Essa sua justificativa cai por terra, no momento que um de seus clientes, ao tentar negociar um produto - baralho antigo - e se sentir humilhado com a proposta financeira, pergunta-lhe que fedor era aquele. De pronto, escuta a resposta/justificativa. Num jogo de palavras, o cliente retruca: mas quem usa o banheiro? Lourenço afirma que ele, e num ato de vingança semântica regado a um bom silogismo, o vendedor, esclarece: então o cheiro é seu. Nota-se que, de uma posição inicial de negação e justificação, passa-se para  uma mistura entre o cheiro, o ralo e o homem. Dessa forma, mais do que um problema físico/hidráulico, o ralo torna-se um paradigma metafórico/psicologizante da personagem.
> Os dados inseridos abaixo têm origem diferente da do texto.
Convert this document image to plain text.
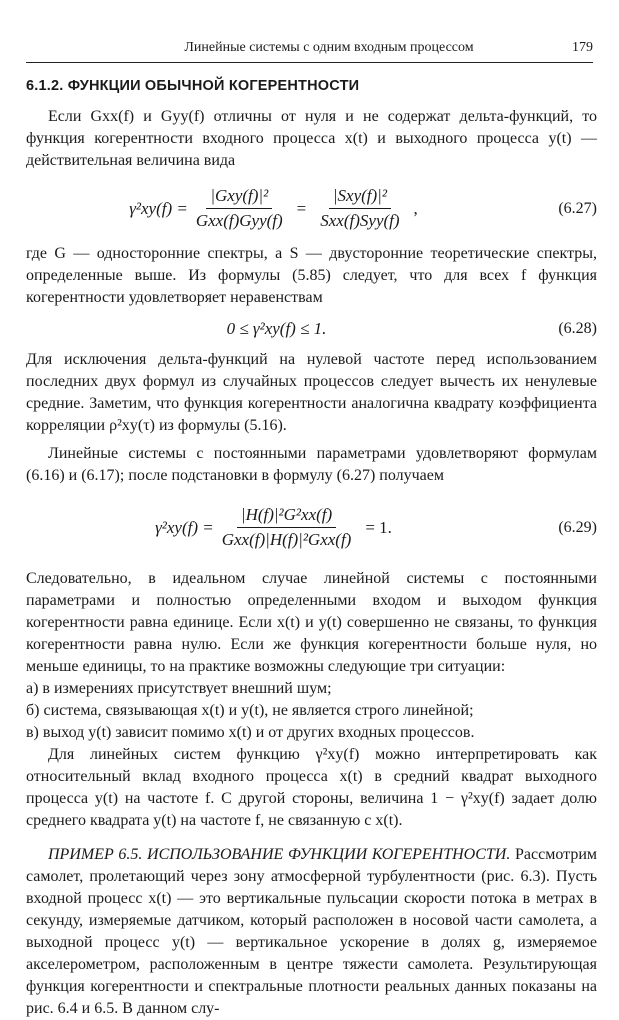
Линейные системы с одним входным процессом	179
6.1.2. ФУНКЦИИ ОБЫЧНОЙ КОГЕРЕНТНОСТИ

Если Gxx(f) и Gyy(f) отличны от нуля и не содержат дельта-функций, то функция когерентности входного процесса x(t) и выходного процесса y(t) — действительная величина вида

$\gamma^2xy(f) = \frac{\text{|Gxy(f)|²}}{\text{Gxx(f)Gyy(f)}} = \frac{\text{|Sxy(f)|²}}{\text{Sxx(f)Syy(f)}}$ ,	(6.27)

где G — односторонние спектры, а S — двусторонние теоретические спектры, определенные выше. Из формулы (5.85) следует, что для всех f функция когерентности удовлетворяет неравенствам

0 ≤ γ²xy(f) ≤ 1.	(6.28)

Для исключения дельта-функций на нулевой частоте перед использованием последних двух формул из случайных процессов следует вычесть их ненулевые средние. Заметим, что функция когерентности аналогична квадрату коэффициента корреляции ρ²xy(τ) из формулы (5.16).

Линейные системы с постоянными параметрами удовлетворяют формулам (6.16) и (6.17); после подстановки в формулу (6.27) получаем

$\gamma^2xy(f) = \frac{\text{|H(f)|²G²xx(f)}}{\text{Gxx(f)|H(f)|²Gxx(f)}} = 1$.	(6.29)

Следовательно, в идеальном случае линейной системы с постоянными параметрами и полностью определенными входом и выходом функция когерентности равна единице. Если x(t) и y(t) совершенно не связаны, то функция когерентности равна нулю. Если же функция когерентности больше нуля, но меньше единицы, то на практике возможны следующие три ситуации:

а) в измерениях присутствует внешний шум;

б) система, связывающая x(t) и y(t), не является строго линейной;

в) выход y(t) зависит помимо x(t) и от других входных процессов.

Для линейных систем функцию γ²xy(f) можно интерпретировать как относительный вклад входного процесса x(t) в средний квадрат выходного процесса y(t) на частоте f. С другой стороны, величина 1 − γ²xy(f) задает долю среднего квадрата y(t) на частоте f, не связанную с x(t).

ПРИМЕР 6.5. ИСПОЛЬЗОВАНИЕ ФУНКЦИИ КОГЕРЕНТНОСТИ. Рассмотрим самолет, пролетающий через зону атмосферной турбулентности (рис. 6.3). Пусть входной процесс x(t) — это вертикальные пульсации скорости потока в метрах в секунду, измеряемые датчиком, который расположен в носовой части самолета, а выходной процесс y(t) — вертикальное ускорение в долях g, измеряемое акселерометром, расположенным в центре тяжести самолета. Результирующая функция когерентности и спектральные плотности реальных данных показаны на рис. 6.4 и 6.5. В данном слу-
Mas, o que chama mais atenção no filme, inclusive para suscitar debates, é a demonstração da "coisificação" do ser humano, potencializada numa lógica onde a desvalorização do mundo humano cresce na razão direta da valorização do mundo das mercadorias. Nesse contraste matemático/econômico/social, Lourenço é representado como uma exacerbação do capitalismo, especialmente em sua faceta opressora que se materializa de cena em cena. Este, de maneira fria, sarcástica e perversa, ao negociar variados tipos de bugigangas (Relógio, Faqueiro, Baralho, Gramofone, caixinha de musica etc) com outras personagens, os humilha e detrata, negando o valor de uso, especialmente a conotação simbólica/afetiva, reconhecendo apenas o valor de troca (possivelmente cada vez mais baixo). A sensação de estar com o controle da situação e empoderado pelo dinheiro causa uma espécie de prazer efêmero, verbalizado numa de suas tiradas irônica " O poder é afrodisíaco".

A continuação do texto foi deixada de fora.